Preserve zero-length groups #341

hadley · 2014-03-20T12:57:03Z

http://stackoverflow.com/questions/22523131

Not sure what the interface to this should be - probably should default to drop = FALSE.

eipi10 · 2014-03-20T16:15:21Z

Thanks for opening up this issue Hadley.

statwonk · 2014-04-28T02:24:28Z

👍 ran into the same issue today, drop = FALSE would be a big help for me!

wsurles · 2014-07-09T03:18:59Z

Any idea on the time frame for putting a .drop = FALSE equivalent into dplyr? I need this for certain rCharts to render correctly.

In the mean time I DID get the answer in your link to work.
http://stackoverflow.com/questions/22523131

I grouped by two variables.

jennybc · 2014-07-23T17:52:31Z

+1 for option to not drop empty groups

hadley · 2014-08-01T14:06:56Z

May be some overlap with #486 and #413.

slackline · 2014-08-30T07:50:06Z

Not dropping empty groups would be very useful.

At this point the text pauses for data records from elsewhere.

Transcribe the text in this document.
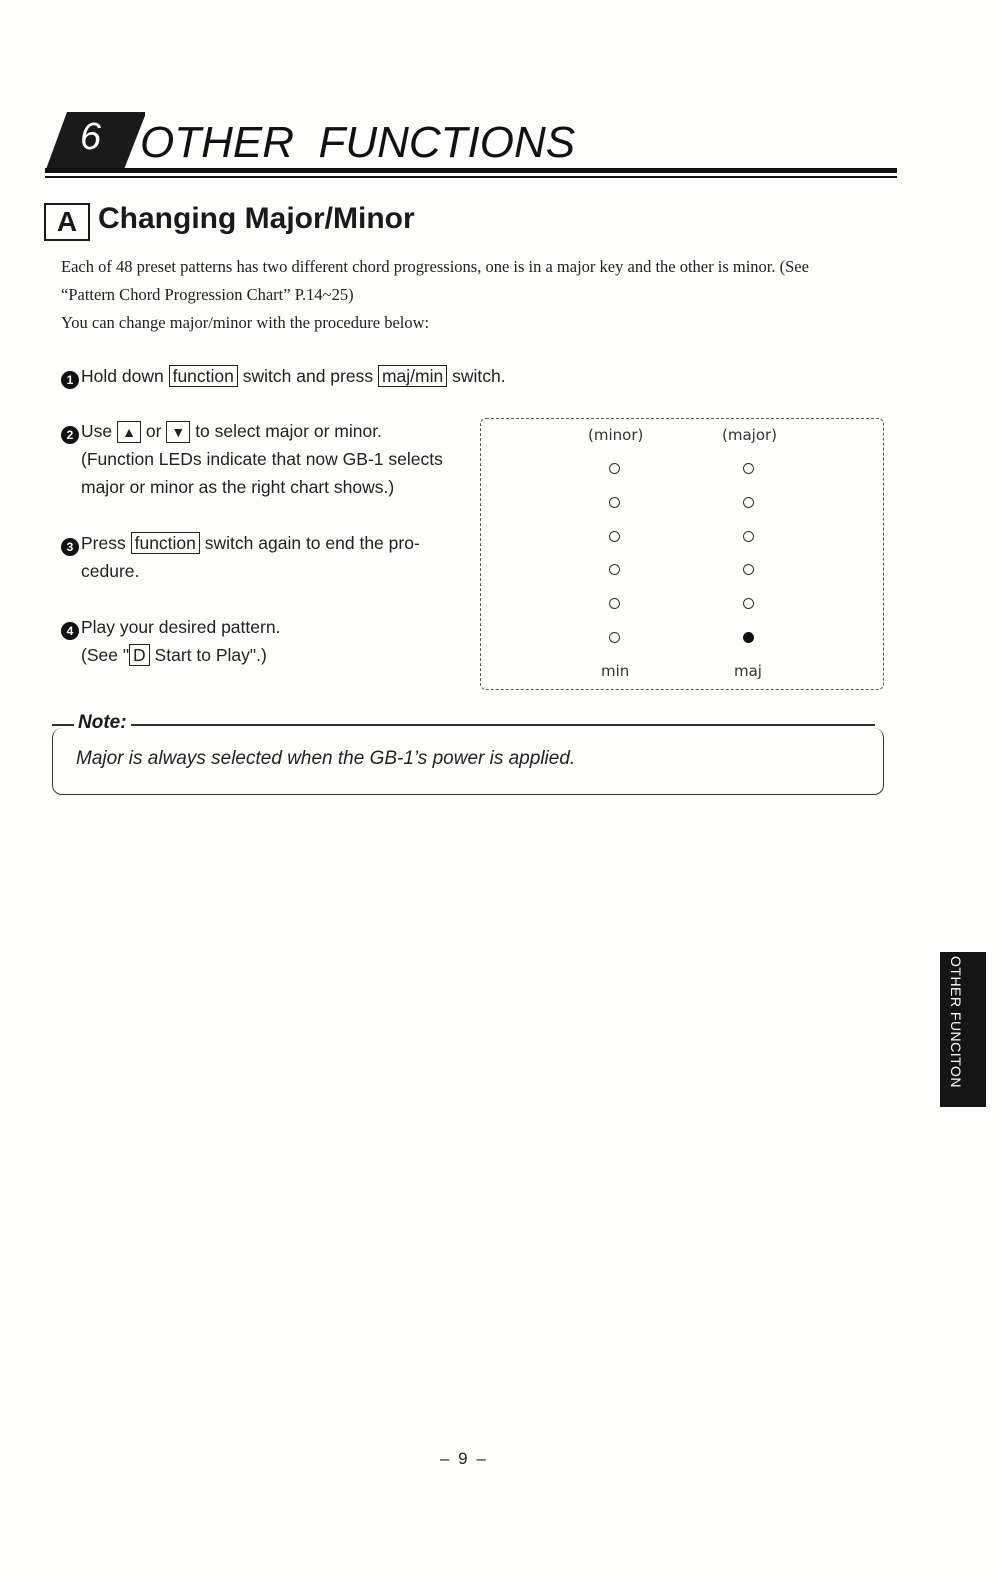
6 OTHER  FUNCTIONS
A Changing Major/Minor

Each of 48 preset patterns has two different chord progressions, one is in a major key and the other is minor. (See

“Pattern Chord Progression Chart” P.14~25)

You can change major/minor with the procedure below:

1 Hold down function switch and press maj/min switch.
2 Use ▲ or ▼ to select major or minor.
(Function LEDs indicate that now GB-1 selects
major or minor as the right chart shows.)
3 Press function switch again to end the pro-
cedure.
4 Play your desired pattern.
(See " D Start to Play".)
(minor)	(major)
min	maj
Note:
Major is always selected when the GB-1’s power is applied.
OTHER FUNCITON
– 9 –
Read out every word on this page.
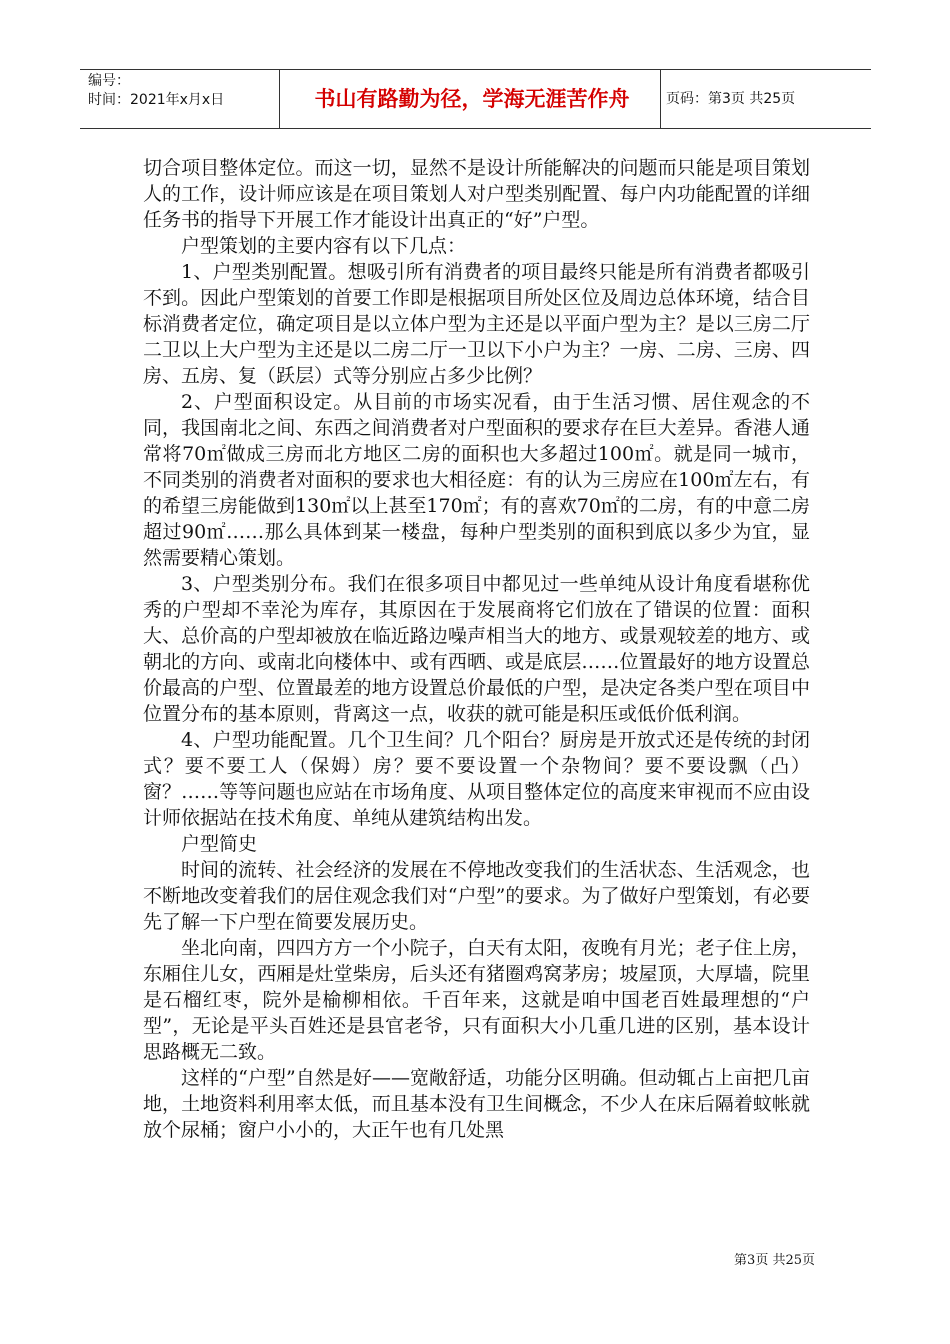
编号：
时间：2021年x月x日	书山有路勤为径，学海无涯苦作舟	页码：第3页 共25页

切合项目整体定位。而这一切，显然不是设计所能解决的问题而只能是项目策划人的工作，设计师应该是在项目策划人对户型类别配置、每户内功能配置的详细任务书的指导下开展工作才能设计出真正的“好”户型。

户型策划的主要内容有以下几点：

1、户型类别配置。想吸引所有消费者的项目最终只能是所有消费者都吸引不到。因此户型策划的首要工作即是根据项目所处区位及周边总体环境，结合目标消费者定位，确定项目是以立体户型为主还是以平面户型为主？是以三房二厅二卫以上大户型为主还是以二房二厅一卫以下小户为主？一房、二房、三房、四房、五房、复（跃层）式等分别应占多少比例？

2、户型面积设定。从目前的市场实况看，由于生活习惯、居住观念的不同，我国南北之间、东西之间消费者对户型面积的要求存在巨大差异。香港人通常将70㎡做成三房而北方地区二房的面积也大多超过100㎡。就是同一城市，不同类别的消费者对面积的要求也大相径庭：有的认为三房应在100㎡左右，有的希望三房能做到130㎡以上甚至170㎡；有的喜欢70㎡的二房，有的中意二房超过90㎡……那么具体到某一楼盘，每种户型类别的面积到底以多少为宜，显然需要精心策划。

3、户型类别分布。我们在很多项目中都见过一些单纯从设计角度看堪称优秀的户型却不幸沦为库存，其原因在于发展商将它们放在了错误的位置：面积大、总价高的户型却被放在临近路边噪声相当大的地方、或景观较差的地方、或朝北的方向、或南北向楼体中、或有西晒、或是底层……位置最好的地方设置总价最高的户型、位置最差的地方设置总价最低的户型，是决定各类户型在项目中位置分布的基本原则，背离这一点，收获的就可能是积压或低价低利润。

4、户型功能配置。几个卫生间？几个阳台？厨房是开放式还是传统的封闭式？要不要工人（保姆）房？要不要设置一个杂物间？要不要设飘（凸）窗？……等等问题也应站在市场角度、从项目整体定位的高度来审视而不应由设计师依据站在技术角度、单纯从建筑结构出发。

户型简史

时间的流转、社会经济的发展在不停地改变我们的生活状态、生活观念，也不断地改变着我们的居住观念我们对“户型”的要求。为了做好户型策划，有必要先了解一下户型在简要发展历史。

坐北向南，四四方方一个小院子，白天有太阳，夜晚有月光；老子住上房，东厢住儿女，西厢是灶堂柴房，后头还有猪圈鸡窝茅房；坡屋顶，大厚墙，院里是石榴红枣，院外是榆柳相依。千百年来，这就是咱中国老百姓最理想的“户型”，无论是平头百姓还是县官老爷，只有面积大小几重几进的区别，基本设计思路概无二致。

这样的“户型”自然是好——宽敞舒适，功能分区明确。但动辄占上亩把几亩地，土地资料利用率太低，而且基本没有卫生间概念，不少人在床后隔着蚊帐就放个尿桶；窗户小小的，大正午也有几处黑

第3页 共25页
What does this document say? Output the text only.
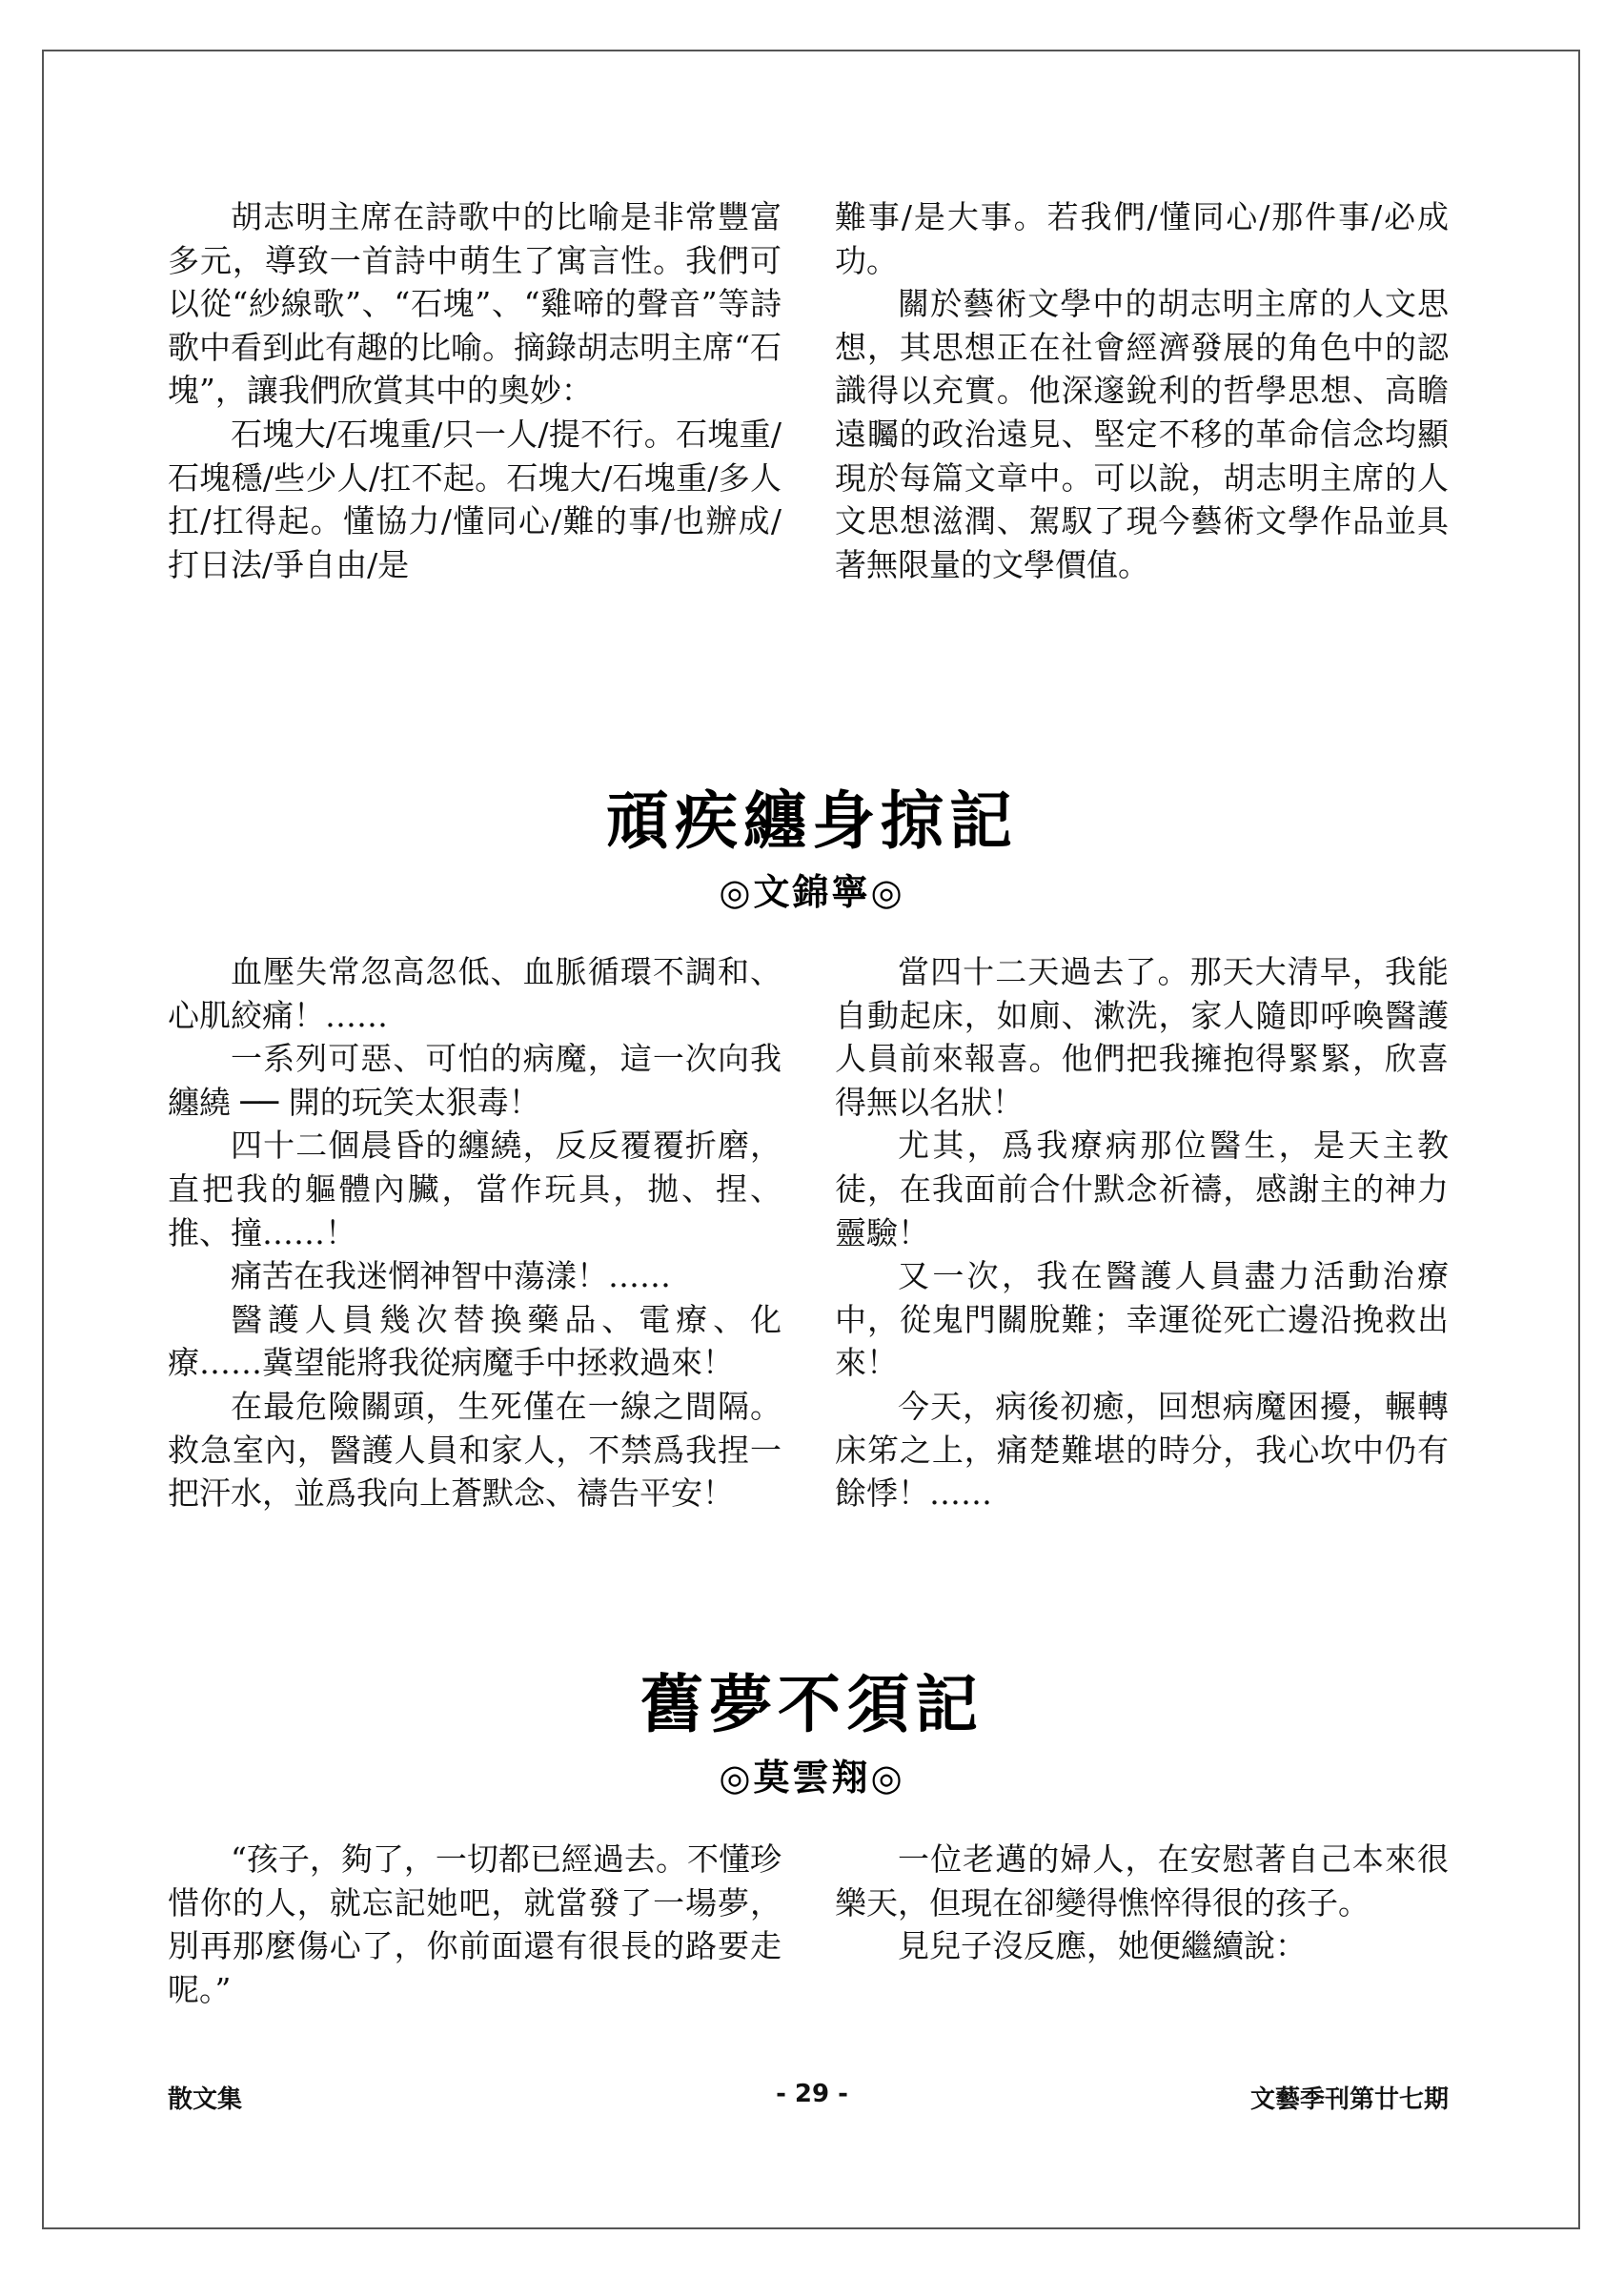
胡志明主席在詩歌中的比喻是非常豐富多元，導致一首詩中萌生了寓言性。我們可以從“紗線歌”、“石塊”、“雞啼的聲音”等詩歌中看到此有趣的比喻。摘錄胡志明主席“石塊”，讓我們欣賞其中的奧妙：

石塊大/石塊重/只一人/提不行。石塊重/石塊穩/些少人/扛不起。石塊大/石塊重/多人扛/扛得起。懂協力/懂同心/難的事/也辦成/打日法/爭自由/是

難事/是大事。若我們/懂同心/那件事/必成功。

關於藝術文學中的胡志明主席的人文思想，其思想正在社會經濟發展的角色中的認識得以充實。他深邃銳利的哲學思想、高瞻遠矚的政治遠見、堅定不移的革命信念均顯現於每篇文章中。可以說，胡志明主席的人文思想滋潤、駕馭了現今藝術文學作品並具著無限量的文學價值。

頑疾纏身掠記
◎文錦寧◎

血壓失常忽高忽低、血脈循環不調和、心肌絞痛！……

一系列可惡、可怕的病魔，這一次向我纏繞 ── 開的玩笑太狠毒！

四十二個晨昏的纏繞，反反覆覆折磨，直把我的軀體內臟，當作玩具，拋、捏、推、撞……！

痛苦在我迷惘神智中蕩漾！……

醫護人員幾次替換藥品、電療、化療……冀望能將我從病魔手中拯救過來！

在最危險關頭，生死僅在一線之間隔。救急室內，醫護人員和家人，不禁爲我捏一把汗水，並爲我向上蒼默念、禱告平安！

當四十二天過去了。那天大清早，我能自動起床，如廁、漱洗，家人隨即呼喚醫護人員前來報喜。他們把我擁抱得緊緊，欣喜得無以名狀！

尤其，爲我療病那位醫生，是天主教徒，在我面前合什默念祈禱，感謝主的神力靈驗！

又一次，我在醫護人員盡力活動治療中，從鬼門關脫難；幸運從死亡邊沿挽救出來！

今天，病後初癒，回想病魔困擾，輾轉床笫之上，痛楚難堪的時分，我心坎中仍有餘悸！……

舊夢不須記
◎莫雲翔◎

“孩子，夠了，一切都已經過去。不懂珍惜你的人，就忘記她吧，就當發了一場夢，別再那麼傷心了，你前面還有很長的路要走呢。”

一位老邁的婦人，在安慰著自己本來很樂天，但現在卻變得憔悴得很的孩子。

見兒子沒反應，她便繼續說：

散文集	- 29 -	文藝季刊第廿七期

Often needed when creating summary tables.

mcfrank · 2014-10-29T18:58:23Z

+1 - this is a deal-breaker for many analyses

bpbond · 2014-11-11T17:46:53Z

I agree with all the above--would be very useful.

hadley · 2014-11-20T19:38:22Z

@romainfrancois Currently build_index_cpp() doesn't respect the drop attribute:

t1 <- data_frame(
  x = runif(10),
  g1 = rep(1:2, each = 5),
  g2 = factor(g1, 1:3)
)
g1 <- grouped_df(t1, list(quote(g2)), drop = FALSE)
attr(g1, "group_size")
# should be c(5L, 5L, 0L)
attr(g1, "indices")
# shoud be list(0:4, 5:9, integer(0))

The drop attribute only applies when grouping by a factor, in which case we need to have one group per factor level, regardless of whether or not the level actually applies to the data.

This will also affect the single table verbs in the following ways:

select(): no effect
arrange(): no effect
summarise(): functions applied to zero row groups should be given 0-level integers. n() should return 0, mean(x) should return NaN
filter(): the set of groups should remain constant, even if some groups now have no rows
mutate(): don't need to evaluate expressions for empty groups

Eventually, drop = FALSE will be the default, and if it's a hassle to write both drop = FALSE and drop = TRUE branches, I'd happily drop support for drop = FALSE (since you can always re-level the factor yourself, or use a character vector instead).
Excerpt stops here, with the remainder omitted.